The example below will show how to make a snippet, out of all the steps taken to build the ggplot in chunk `ggplot_manipulated_data_intermediate`
```{r, results='hide',fig.show='hide'}
library(tidyverse)
library(openintro)
data(evals)
#head(evals)
manipulated_data<-data.frame(Professors_ID = evals$prof_id,Score = evals$score)
#head(manipulated_data,3)
manipulated_data<-manipulated_data %>%
group_by(Score) %>%
summarise(no_rows = length(Score))
ggplot(data = manipulated_data, aes(x=Score, y=no_rows,fill=no_rows)) +
geom_bar(stat = "identity")+
geom_text(aes(label=no_rows),position = position_dodge(width = .1),vjust = -0.25)+
labs(title = 'Score Distribution',x = 'Score', y="Count")+
scale_x_continuous(breaks = unique(manipulated_data$Score)) +
theme(axis.text.x = element_text(angle = 90, hjust = 1))
```
![COPY_CODE](copy_snippet.png)
![CONSOLE_OUTPUT](code_snippet_console.png)

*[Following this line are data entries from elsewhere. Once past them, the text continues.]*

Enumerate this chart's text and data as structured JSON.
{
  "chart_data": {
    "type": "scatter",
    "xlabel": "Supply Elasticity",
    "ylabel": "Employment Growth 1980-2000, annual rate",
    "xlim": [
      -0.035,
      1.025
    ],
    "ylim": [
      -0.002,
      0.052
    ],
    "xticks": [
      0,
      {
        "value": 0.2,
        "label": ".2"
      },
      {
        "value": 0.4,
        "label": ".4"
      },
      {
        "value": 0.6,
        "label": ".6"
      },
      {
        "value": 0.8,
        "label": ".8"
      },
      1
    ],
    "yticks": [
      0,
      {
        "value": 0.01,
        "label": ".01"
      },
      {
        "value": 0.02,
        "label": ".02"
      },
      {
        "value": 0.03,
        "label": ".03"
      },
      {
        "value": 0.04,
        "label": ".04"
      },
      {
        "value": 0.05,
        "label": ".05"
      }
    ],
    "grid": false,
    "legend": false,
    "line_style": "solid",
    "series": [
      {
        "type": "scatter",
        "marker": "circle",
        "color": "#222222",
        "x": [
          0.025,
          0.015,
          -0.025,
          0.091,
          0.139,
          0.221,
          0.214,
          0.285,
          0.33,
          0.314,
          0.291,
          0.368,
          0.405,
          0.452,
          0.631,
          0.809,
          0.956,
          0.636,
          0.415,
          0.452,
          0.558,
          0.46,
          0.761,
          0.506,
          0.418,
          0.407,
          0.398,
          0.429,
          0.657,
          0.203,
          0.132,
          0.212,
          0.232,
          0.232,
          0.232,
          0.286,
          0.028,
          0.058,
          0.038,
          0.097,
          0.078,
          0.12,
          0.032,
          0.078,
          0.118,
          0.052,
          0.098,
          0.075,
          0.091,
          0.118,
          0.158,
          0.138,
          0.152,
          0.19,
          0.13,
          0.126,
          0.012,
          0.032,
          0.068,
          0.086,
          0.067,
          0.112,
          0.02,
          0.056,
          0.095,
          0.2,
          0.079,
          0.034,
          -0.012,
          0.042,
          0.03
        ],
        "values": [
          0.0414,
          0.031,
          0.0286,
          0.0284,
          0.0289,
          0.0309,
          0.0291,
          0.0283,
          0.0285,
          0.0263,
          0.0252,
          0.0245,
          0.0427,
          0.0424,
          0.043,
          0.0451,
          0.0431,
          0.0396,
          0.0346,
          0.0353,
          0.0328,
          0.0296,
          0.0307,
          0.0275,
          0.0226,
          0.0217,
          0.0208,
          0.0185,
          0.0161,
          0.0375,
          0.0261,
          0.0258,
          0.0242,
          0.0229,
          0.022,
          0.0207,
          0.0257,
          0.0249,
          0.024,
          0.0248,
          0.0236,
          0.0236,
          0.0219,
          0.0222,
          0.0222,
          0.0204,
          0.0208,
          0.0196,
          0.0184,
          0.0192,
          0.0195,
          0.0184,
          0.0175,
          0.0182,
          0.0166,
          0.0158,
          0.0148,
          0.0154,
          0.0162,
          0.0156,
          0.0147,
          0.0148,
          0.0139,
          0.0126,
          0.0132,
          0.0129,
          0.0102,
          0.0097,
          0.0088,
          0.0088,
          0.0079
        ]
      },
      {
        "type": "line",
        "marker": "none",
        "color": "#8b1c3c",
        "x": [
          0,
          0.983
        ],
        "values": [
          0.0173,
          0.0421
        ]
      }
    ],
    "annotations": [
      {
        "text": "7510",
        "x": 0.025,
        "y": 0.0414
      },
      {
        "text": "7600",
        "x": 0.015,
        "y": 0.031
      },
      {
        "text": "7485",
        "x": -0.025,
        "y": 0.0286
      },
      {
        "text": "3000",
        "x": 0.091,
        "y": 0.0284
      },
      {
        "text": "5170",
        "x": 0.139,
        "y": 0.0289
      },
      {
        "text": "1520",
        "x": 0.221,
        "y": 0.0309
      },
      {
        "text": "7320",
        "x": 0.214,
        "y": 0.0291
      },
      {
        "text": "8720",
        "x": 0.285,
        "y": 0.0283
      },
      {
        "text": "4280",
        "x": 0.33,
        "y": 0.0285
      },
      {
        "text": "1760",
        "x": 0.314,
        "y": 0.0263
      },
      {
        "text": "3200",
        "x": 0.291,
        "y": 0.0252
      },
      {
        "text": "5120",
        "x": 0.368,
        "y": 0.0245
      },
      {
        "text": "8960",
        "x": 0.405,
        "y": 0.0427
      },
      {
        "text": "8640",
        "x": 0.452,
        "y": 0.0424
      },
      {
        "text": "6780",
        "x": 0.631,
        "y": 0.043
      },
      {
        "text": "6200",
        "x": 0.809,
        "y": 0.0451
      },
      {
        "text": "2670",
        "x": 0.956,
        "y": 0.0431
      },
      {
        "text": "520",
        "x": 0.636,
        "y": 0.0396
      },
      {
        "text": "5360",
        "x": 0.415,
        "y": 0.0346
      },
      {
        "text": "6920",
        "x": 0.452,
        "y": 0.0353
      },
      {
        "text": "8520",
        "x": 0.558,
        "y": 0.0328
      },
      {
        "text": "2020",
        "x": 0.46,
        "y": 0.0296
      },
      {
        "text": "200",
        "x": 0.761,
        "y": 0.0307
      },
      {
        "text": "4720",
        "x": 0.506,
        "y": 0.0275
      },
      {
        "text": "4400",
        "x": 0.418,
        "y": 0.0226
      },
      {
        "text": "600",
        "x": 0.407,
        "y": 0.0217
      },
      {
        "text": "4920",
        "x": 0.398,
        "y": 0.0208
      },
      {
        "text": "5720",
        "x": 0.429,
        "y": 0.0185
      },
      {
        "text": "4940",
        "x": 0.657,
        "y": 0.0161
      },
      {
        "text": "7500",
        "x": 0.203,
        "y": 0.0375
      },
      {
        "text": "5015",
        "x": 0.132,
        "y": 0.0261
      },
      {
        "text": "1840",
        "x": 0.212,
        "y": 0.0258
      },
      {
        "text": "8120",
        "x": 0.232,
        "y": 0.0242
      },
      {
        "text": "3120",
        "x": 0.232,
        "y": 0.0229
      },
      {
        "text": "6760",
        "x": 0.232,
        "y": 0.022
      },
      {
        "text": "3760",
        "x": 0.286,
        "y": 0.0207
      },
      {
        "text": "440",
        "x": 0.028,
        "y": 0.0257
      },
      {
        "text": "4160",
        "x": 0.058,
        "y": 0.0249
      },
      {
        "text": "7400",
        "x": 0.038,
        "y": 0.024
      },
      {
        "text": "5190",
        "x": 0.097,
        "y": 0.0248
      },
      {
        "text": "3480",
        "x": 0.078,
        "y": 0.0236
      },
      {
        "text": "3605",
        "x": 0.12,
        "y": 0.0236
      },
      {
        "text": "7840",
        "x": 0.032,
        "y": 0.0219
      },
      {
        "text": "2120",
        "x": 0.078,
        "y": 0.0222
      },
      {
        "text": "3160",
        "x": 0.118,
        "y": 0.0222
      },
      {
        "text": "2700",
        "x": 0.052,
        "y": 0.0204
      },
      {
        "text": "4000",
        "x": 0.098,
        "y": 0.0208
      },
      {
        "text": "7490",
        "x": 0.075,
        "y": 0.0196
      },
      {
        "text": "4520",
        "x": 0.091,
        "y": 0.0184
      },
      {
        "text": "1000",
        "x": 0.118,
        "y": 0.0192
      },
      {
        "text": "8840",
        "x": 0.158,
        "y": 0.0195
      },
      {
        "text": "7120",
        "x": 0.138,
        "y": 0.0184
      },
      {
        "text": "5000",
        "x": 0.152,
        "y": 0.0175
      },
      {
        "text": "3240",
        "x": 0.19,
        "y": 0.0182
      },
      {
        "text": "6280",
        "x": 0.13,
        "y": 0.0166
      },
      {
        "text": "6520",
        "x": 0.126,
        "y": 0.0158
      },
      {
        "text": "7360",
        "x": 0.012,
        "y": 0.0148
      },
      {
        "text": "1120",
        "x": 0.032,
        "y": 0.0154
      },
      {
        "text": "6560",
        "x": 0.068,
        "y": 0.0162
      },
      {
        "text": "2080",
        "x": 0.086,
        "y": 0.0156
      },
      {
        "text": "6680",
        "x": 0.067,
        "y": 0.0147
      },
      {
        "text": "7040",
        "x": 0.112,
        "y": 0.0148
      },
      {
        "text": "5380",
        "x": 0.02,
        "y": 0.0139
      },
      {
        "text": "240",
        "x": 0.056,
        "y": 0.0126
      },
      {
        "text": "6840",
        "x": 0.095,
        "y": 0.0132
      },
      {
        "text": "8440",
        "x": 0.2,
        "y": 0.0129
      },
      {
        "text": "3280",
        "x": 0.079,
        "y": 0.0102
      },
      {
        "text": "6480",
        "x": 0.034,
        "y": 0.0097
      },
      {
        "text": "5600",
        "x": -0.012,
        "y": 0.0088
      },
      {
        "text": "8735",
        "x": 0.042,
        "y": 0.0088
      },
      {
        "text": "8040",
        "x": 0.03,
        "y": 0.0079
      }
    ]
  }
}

The resulting snippet allows for an easy copy & paste with full graphics available
![Github Load Example](github_load_ex.png)
Conclusion
===========
The understanding the use of ggplot is almost a requirement in my opinion, as the complex plots are best formed utilizing this function. Reprex is also invaluable, as a way to clearly display snippets of code to others while not having to share entire file. The snippets is best when posting on public forums, but also very useful when working within a team, and just needing advice for a specific section.